Oh, but when S/he has to leave, it is so bitter-sweet to let go, to return to the rhythms of the mundane week. Your time together has been magical, it is as though you are departing the palace of a Queen; leaving behind a time of sensuous living and sweet connection. Mourn not. Next week the Beloved will come again, for S/he is God wrapped in veils of time wearing a garment of light. Her name is Shabbat. The mystics also call her/him Shekhinah, the Bride, Malkah, the Queen and Tiferet, compassionate heart, and Meleh, King, Kodesh Boreh Hu, Holy One Blessed be He and Yesod, Foundation, the place of letting go and letting flow. And you are Her/His partner.

The sages say:

Sunday had Monday, Tuesday had Wednesday, Thursday had Friday. Only Shabbat was left alone. The Sabbath came before the Holy One and said: "All the others days have a mate, am I to be without one? The Holy One of Blessing said to it: "The Community of Israel shall be your mate.

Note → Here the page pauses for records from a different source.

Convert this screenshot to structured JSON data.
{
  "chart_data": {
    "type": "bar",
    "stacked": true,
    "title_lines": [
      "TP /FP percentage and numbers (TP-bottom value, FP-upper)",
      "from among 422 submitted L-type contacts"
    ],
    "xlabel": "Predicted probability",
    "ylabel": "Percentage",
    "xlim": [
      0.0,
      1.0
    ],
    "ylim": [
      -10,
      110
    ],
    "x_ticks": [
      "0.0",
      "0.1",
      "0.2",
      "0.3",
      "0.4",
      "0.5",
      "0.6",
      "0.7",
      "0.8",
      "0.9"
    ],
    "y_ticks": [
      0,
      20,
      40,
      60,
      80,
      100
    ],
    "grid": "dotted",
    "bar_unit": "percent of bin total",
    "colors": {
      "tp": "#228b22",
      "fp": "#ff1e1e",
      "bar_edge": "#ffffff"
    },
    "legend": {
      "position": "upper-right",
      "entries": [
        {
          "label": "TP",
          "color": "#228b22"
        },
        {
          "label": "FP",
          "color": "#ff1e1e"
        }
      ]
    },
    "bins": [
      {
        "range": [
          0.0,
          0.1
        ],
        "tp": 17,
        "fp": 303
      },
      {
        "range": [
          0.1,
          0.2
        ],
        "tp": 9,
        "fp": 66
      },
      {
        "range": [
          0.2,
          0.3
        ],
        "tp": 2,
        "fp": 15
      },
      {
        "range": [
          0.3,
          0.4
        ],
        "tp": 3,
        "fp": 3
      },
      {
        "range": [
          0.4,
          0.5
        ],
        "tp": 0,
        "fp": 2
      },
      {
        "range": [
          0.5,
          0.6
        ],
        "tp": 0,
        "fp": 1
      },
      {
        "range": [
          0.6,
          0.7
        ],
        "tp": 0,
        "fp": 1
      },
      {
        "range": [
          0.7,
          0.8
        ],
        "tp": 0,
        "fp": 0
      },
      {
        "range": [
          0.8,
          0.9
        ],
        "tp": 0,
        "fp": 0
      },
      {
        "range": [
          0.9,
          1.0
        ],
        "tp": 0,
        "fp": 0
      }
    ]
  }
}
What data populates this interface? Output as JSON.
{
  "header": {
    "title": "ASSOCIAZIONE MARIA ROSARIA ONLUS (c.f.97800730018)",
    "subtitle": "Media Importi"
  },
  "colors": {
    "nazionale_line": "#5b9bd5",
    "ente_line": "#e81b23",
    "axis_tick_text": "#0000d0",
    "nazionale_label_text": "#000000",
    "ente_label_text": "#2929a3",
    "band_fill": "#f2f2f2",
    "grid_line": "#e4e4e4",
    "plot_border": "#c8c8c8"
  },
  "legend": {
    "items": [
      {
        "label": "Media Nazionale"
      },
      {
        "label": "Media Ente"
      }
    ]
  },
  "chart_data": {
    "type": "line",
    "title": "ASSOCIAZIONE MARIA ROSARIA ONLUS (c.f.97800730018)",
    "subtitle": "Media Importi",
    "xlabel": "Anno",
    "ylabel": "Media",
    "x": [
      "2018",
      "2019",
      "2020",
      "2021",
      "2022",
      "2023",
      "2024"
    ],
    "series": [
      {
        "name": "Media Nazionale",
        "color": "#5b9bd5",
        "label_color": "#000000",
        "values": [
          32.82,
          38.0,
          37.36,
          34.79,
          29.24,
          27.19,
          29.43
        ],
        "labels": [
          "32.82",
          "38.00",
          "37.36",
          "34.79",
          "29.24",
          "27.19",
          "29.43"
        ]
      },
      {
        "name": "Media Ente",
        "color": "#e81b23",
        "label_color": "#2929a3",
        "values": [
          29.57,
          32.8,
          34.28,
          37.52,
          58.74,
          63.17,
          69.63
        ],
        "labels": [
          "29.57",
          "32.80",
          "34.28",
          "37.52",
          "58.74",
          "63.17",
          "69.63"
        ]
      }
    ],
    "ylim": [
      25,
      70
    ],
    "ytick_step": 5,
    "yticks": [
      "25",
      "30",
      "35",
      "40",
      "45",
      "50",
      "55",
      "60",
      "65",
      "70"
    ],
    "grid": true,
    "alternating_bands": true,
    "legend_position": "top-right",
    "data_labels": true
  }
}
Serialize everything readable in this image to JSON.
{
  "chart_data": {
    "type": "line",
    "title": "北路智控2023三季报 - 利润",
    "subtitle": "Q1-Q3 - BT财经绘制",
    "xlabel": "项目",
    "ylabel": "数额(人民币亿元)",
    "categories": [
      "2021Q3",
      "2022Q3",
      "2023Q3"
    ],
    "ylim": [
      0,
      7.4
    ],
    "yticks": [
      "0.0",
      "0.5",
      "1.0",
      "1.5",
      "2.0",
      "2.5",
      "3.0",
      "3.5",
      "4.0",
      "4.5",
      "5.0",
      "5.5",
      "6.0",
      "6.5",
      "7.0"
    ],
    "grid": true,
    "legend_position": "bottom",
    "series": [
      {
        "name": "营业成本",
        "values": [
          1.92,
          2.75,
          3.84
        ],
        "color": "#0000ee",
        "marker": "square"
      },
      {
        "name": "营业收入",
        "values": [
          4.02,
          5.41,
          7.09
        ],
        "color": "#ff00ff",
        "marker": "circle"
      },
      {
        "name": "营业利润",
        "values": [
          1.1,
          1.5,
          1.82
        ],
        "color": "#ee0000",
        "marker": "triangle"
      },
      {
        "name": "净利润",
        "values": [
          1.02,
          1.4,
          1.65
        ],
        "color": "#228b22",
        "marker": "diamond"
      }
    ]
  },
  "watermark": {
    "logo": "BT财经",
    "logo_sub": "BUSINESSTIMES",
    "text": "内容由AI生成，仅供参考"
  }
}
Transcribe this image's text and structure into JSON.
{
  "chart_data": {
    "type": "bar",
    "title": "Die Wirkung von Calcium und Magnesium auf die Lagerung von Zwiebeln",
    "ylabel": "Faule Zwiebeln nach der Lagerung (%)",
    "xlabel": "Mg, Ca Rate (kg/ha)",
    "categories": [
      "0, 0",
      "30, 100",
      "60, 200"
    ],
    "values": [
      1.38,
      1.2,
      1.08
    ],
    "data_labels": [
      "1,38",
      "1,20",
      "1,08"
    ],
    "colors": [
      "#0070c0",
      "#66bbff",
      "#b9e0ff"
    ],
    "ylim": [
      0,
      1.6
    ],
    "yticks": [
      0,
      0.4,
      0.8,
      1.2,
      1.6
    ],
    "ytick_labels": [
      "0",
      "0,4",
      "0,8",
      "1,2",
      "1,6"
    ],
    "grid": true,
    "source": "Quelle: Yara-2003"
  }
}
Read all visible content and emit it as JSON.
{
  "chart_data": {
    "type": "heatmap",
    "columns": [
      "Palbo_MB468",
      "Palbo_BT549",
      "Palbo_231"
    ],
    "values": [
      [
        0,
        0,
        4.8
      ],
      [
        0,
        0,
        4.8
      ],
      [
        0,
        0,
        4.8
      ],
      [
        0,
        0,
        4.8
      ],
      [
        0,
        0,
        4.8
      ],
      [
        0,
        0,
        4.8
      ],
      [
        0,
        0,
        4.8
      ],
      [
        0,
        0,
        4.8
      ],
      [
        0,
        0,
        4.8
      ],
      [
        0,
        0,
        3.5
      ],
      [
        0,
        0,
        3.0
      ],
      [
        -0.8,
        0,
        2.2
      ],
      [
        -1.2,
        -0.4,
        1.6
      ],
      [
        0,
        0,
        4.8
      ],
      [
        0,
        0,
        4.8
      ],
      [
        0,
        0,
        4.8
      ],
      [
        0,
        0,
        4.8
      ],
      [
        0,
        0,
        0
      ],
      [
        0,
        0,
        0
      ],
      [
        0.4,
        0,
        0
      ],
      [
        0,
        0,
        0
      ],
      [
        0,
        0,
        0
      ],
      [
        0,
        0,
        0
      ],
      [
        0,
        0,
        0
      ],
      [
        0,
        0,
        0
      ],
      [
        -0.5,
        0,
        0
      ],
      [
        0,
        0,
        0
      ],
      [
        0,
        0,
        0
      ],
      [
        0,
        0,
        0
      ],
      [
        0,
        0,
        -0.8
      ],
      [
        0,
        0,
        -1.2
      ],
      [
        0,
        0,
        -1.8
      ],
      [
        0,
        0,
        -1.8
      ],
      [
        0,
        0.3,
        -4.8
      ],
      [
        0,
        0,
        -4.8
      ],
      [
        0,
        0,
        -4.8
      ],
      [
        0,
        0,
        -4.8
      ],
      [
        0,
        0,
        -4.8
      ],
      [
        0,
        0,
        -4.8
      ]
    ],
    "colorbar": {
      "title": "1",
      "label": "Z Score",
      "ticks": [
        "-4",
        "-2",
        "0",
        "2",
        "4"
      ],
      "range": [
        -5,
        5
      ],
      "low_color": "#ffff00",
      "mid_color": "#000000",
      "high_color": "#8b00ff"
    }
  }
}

As it is says in Exodus 20:8 "Remember the Sabbath day l'kaddsho, "to betroth It." [Genesis Rabbah ll:8]

And should you engage in this practice, you may find as I did while single, that a Jew who has Shabbat is never alone. By the week's end your partner in time has arrived, you line your table with guests to greet the Beloved and no matter what transpired that week, you too, will experience the mystery of being filled with Her light. If you are in a committed relationship, Shabbat can also bring a special kind of healing for you.